Once this initial training was done, then BERT was trained to do text classification. This is harder to setup as it needs a curated dataset with sentences that are paired. The most common one is [GLUE](https://gluebenchmark.com/). This secondary training step is called finetuning, and is usually used to make a large foundational model that was trained on one task do something else. For images for example, one can finetune a model trained on ImageNet to classify images from medical scan instead.
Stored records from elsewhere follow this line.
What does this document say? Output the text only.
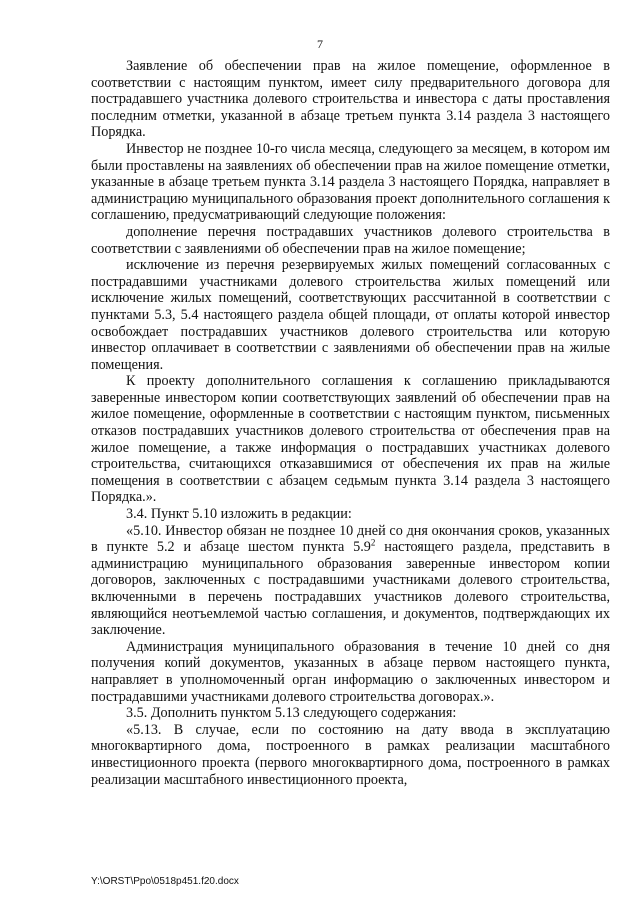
7

Заявление об обеспечении прав на жилое помещение, оформленное в соответствии с настоящим пунктом, имеет силу предварительного договора для пострадавшего участника долевого строительства и инвестора с даты проставления последним отметки, указанной в абзаце третьем пункта 3.14 раздела 3 настоящего Порядка.

Инвестор не позднее 10-го числа месяца, следующего за месяцем, в котором им были проставлены на заявлениях об обеспечении прав на жилое помещение отметки, указанные в абзаце третьем пункта 3.14 раздела 3 настоящего Порядка, направляет в администрацию муниципального образования проект дополнительного соглашения к соглашению, предусматривающий следующие положения:

дополнение перечня пострадавших участников долевого строительства в соответствии с заявлениями об обеспечении прав на жилое помещение;

исключение из перечня резервируемых жилых помещений согласованных с пострадавшими участниками долевого строительства жилых помещений или исключение жилых помещений, соответствующих рассчитанной в соответствии с пунктами 5.3, 5.4 настоящего раздела общей площади, от оплаты которой инвестор освобождает пострадавших участников долевого строительства или которую инвестор оплачивает в соответствии с заявлениями об обеспечении прав на жилые помещения.

К проекту дополнительного соглашения к соглашению прикладываются заверенные инвестором копии соответствующих заявлений об обеспечении прав на жилое помещение, оформленные в соответствии с настоящим пунктом, письменных отказов пострадавших участников долевого строительства от обеспечения прав на жилое помещение, а также информация о пострадавших участниках долевого строительства, считающихся отказавшимися от обеспечения их прав на жилые помещения в соответствии с абзацем седьмым пункта 3.14 раздела 3 настоящего Порядка.».

3.4. Пункт 5.10 изложить в редакции:

«5.10. Инвестор обязан не позднее 10 дней со дня окончания сроков, указанных в пункте 5.2 и абзаце шестом пункта $5.9^2$ настоящего раздела, представить в администрацию муниципального образования заверенные инвестором копии договоров, заключенных с пострадавшими участниками долевого строительства, включенными в перечень пострадавших участников долевого строительства, являющийся неотъемлемой частью соглашения, и документов, подтверждающих их заключение.

Администрация муниципального образования в течение 10 дней со дня получения копий документов, указанных в абзаце первом настоящего пункта, направляет в уполномоченный орган информацию о заключенных инвестором и пострадавшими участниками долевого строительства договорах.».

3.5. Дополнить пунктом 5.13 следующего содержания:

«5.13. В случае, если по состоянию на дату ввода в эксплуатацию многоквартирного дома, построенного в рамках реализации масштабного инвестиционного проекта (первого многоквартирного дома, построенного в рамках реализации масштабного инвестиционного проекта,

Y:\ORST\Ppo\0518p451.f20.docx
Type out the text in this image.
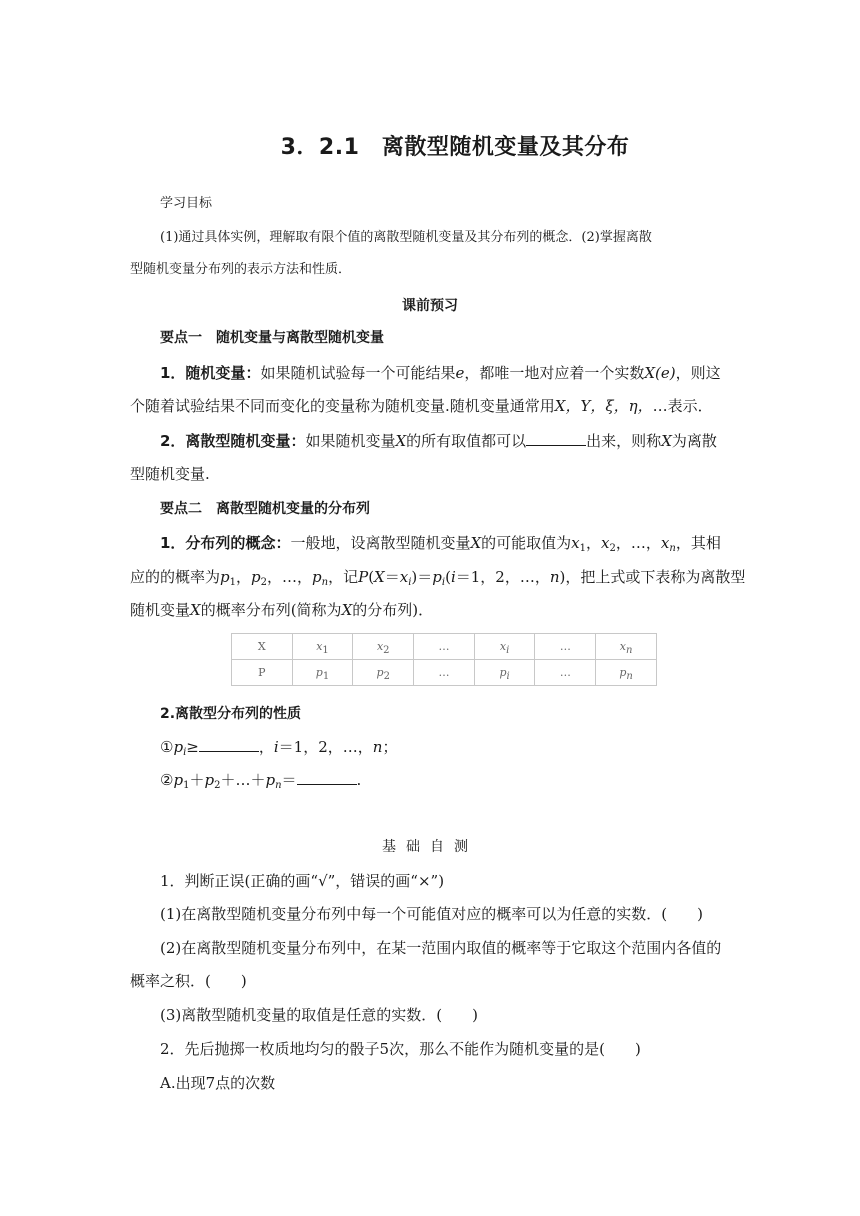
3．2.1　离散型随机变量及其分布
学习目标
(1)通过具体实例，理解取有限个值的离散型随机变量及其分布列的概念．(2)掌握离散
型随机变量分布列的表示方法和性质．
课前预习
要点一　随机变量与离散型随机变量
1．随机变量：如果随机试验每一个可能结果e，都唯一地对应着一个实数X(e)，则这
个随着试验结果不同而变化的变量称为随机变量.随机变量通常用X，Y，ξ，η，…表示．
2．离散型随机变量：如果随机变量X的所有取值都可以	出来，则称X为离散
型随机变量.
要点二　离散型随机变量的分布列
1．分布列的概念：一般地，设离散型随机变量X的可能取值为$x_1$，$x_2$，…，$x_n$，其相
应的的概率为$p_1$，$p_2$，…，$p_n$，记$P(X=x_i)=p_i(i=1$，2，…，n)，把上式或下表称为离散型
随机变量X的概率分布列(简称为X的分布列)．
X	$x_1$	$x_2$	…	$x_i$	…	$x_n$
P	$p_1$	$p_2$	…	$p_i$	…	$p_n$
2.离散型分布列的性质
$①p_i\ge$	，i＝1，2，…，n；
$②p_1+p_2+\dots+p_n=$	.
基础自测
1．判断正误(正确的画“√”，错误的画“×”)
(1)在离散型随机变量分布列中每一个可能值对应的概率可以为任意的实数．(　　)
(2)在离散型随机变量分布列中，在某一范围内取值的概率等于它取这个范围内各值的
概率之积．(　　)
(3)离散型随机变量的取值是任意的实数．(　　)
2．先后抛掷一枚质地均匀的骰子5次，那么不能作为随机变量的是(　　)
A.出现7点的次数
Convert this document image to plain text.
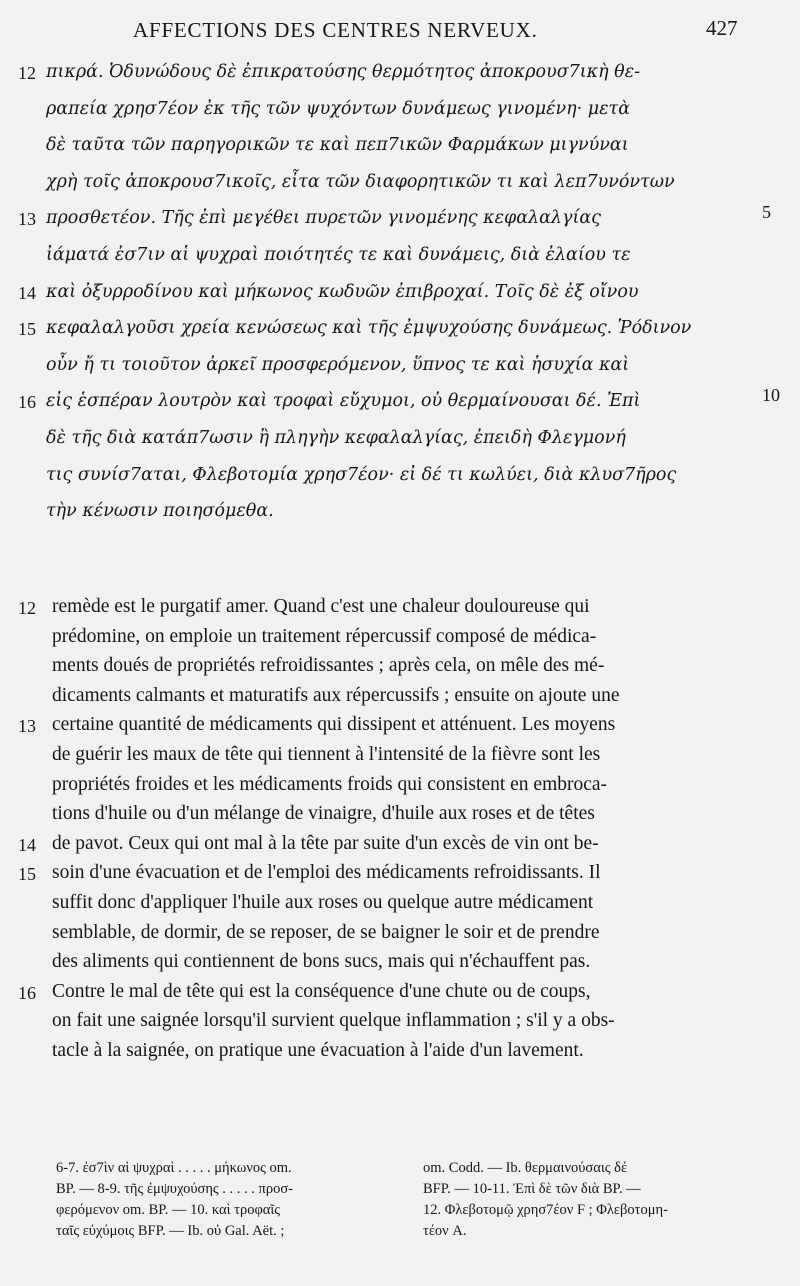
AFFECTIONS DES CENTRES NERVEUX.	427
πικρά. Ὀδυνώδους δὲ ἐπικρατούσης θερμότητος ἀποκρουσ7ικὴ θε-
ραπεία χρησ7έον ἐκ τῆς τῶν ψυχόντων δυνάμεως γινομένη· μετὰ
δὲ ταῦτα τῶν παρηγορικῶν τε καὶ πεπ7ικῶν Φαρμάκων μιγνύναι
χρὴ τοῖς ἀποκρουσ7ικοῖς, εἶτα τῶν διαφορητικῶν τι καὶ λεπ7υνόντων
προσθετέον. Τῆς ἐπὶ μεγέθει πυρετῶν γινομένης κεφαλαλγίας
ἰάματά ἐσ7ιν αἱ ψυχραὶ ποιότητές τε καὶ δυνάμεις, διὰ ἐλαίου τε
καὶ ὀξυρροδίνου καὶ μήκωνος κωδυῶν ἐπιβροχαί. Τοῖς δὲ ἐξ οἴνου
κεφαλαλγοῦσι χρεία κενώσεως καὶ τῆς ἐμψυχούσης δυνάμεως. Ῥόδινον
οὖν ἤ τι τοιοῦτον ἀρκεῖ προσφερόμενον, ὕπνος τε καὶ ἡσυχία καὶ
εἰς ἑσπέραν λουτρὸν καὶ τροφαὶ εὔχυμοι, οὐ θερμαίνουσαι δέ. Ἐπὶ
δὲ τῆς διὰ κατάπ7ωσιν ἢ πληγὴν κεφαλαλγίας, ἐπειδὴ Φλεγμονή
τις συνίσ7αται, Φλεβοτομία χρησ7έον· εἰ δέ τι κωλύει, διὰ κλυσ7ῆρος
τὴν κένωσιν ποιησόμεθα.
12
13
14
15
16
5
10
remède est le purgatif amer. Quand c'est une chaleur douloureuse qui
prédomine, on emploie un traitement répercussif composé de médica-
ments doués de propriétés refroidissantes ; après cela, on mêle des mé-
dicaments calmants et maturatifs aux répercussifs ; ensuite on ajoute une
certaine quantité de médicaments qui dissipent et atténuent. Les moyens
de guérir les maux de tête qui tiennent à l'intensité de la fièvre sont les
propriétés froides et les médicaments froids qui consistent en embroca-
tions d'huile ou d'un mélange de vinaigre, d'huile aux roses et de têtes
de pavot. Ceux qui ont mal à la tête par suite d'un excès de vin ont be-
soin d'une évacuation et de l'emploi des médicaments refroidissants. Il
suffit donc d'appliquer l'huile aux roses ou quelque autre médicament
semblable, de dormir, de se reposer, de se baigner le soir et de prendre
des aliments qui contiennent de bons sucs, mais qui n'échauffent pas.
Contre le mal de tête qui est la conséquence d'une chute ou de coups,
on fait une saignée lorsqu'il survient quelque inflammation ; s'il y a obs-
tacle à la saignée, on pratique une évacuation à l'aide d'un lavement.
12
13
14
15
16
6-7. ἐσ7ὶν αἱ ψυχραὶ . . . . . μήκωνος om.
BP. — 8-9. τῆς ἐμψυχούσης . . . . . προσ-
φερόμενον om. BP. — 10. καὶ τροφαῖς
ταῖς εὐχύμοις BFP. — Ib. οὐ Gal. Aët. ;
om. Codd. — Ib. θερμαινούσαις δέ
BFP. — 10-11. Ἐπὶ δὲ τῶν διὰ BP. —
12. Φλεβοτομῷ χρησ7έον F ; Φλεβοτομη-
τέον A.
ChatGPT has extra functionality that probably required a very interesting training pipeline with a few more finetuning steps.

Here's the pooling step in BERT:

In [9]:
bert_outputs = model.pooler(encoder_outputs.last_hidden_state)
print(bert_outputs)
print(bert_outputs.shape)

tensor([[-0.8019, -0.3828, -0.8803,  0.4781,  0.6283, -0.1234,  0.7109,  0.2231,
         -0.6607, -0.9999, -0.2453,  0.7718,  0.9811,  0.5380,  0.9193, -0.6514,
         -0.0960, -0.5760,  0.1937,  0.0498,  0.6715,  1.0000,  0.0885,  0.2818,
          0.4310,  0.9341, -0.7703,  0.9159,  0.9443,  0.6812, -0.5385,  0.1731,
         -0.9905, -0.2347, -0.9173, -0.9890,  0.3910, -0.6985,  0.0112,  0.2179,
         -0.8985,  0.2892,  0.9999, -0.5019,  0.2948, -0.3317, -1.0000,  0.2828,
         -0.8458,  0.7528,  0.8369,  0.5738, -0.0594,  0.3531,  0.4162,  0.0565,
         -0.2063, -0.0427, -0.2212, -0.5139, -0.6546,  0.4094, -0.7918, -0.8546,
          0.7591,  0.7553, -0.0725, -0.2874,  0.0137, -0.1024,  0.7832,  0.2025,
         -0.1078, -0.8899,  0.5245,  0.2641, -0.6041,  1.0000, -0.1185, -0.9764,
          0.8874,  0.6552,  0.5250, -0.1935,  0.5401, -1.0000,  0.4399, -0.1549,
         -0.9904,  0.1935,  0.4651, -0.1812,  0.7752,  0.5038, -0.7092, -0.3990,
         -0.1677, -0.8439, -

The pooler operates on the first token and passes it through a fully connected feed forward network. This corresponds to the `[CLS]` token, and this is what is then fed to the image generation part of StableDiffusion. The other tokens aren't useful to us and are discarded in this step. 

## The Other Tokens

The output is called the "context embeddings", they in a sense have added the context to the initial embeddings. . This [paper](https://proceedings.neurips.cc/paper/2019/file/159c1ffe5b61b41b3c4d8f4c2150f6c4-Paper.pdf) has an excellent example with the token for "die" which we will talk about. 

![German Die vs English die](bert_die_vs_die.png)

The final tokens in a sense have the "in-context" meaning when the model is trained to replace masked words. The image is from the paper where they show that the token "die" is embedded in 4 separate locations depending on if it's the German article "die" that means "the" in english, or the english verb "die" in it's singular or plural form, or the game piece you roll while playing D&D or craps.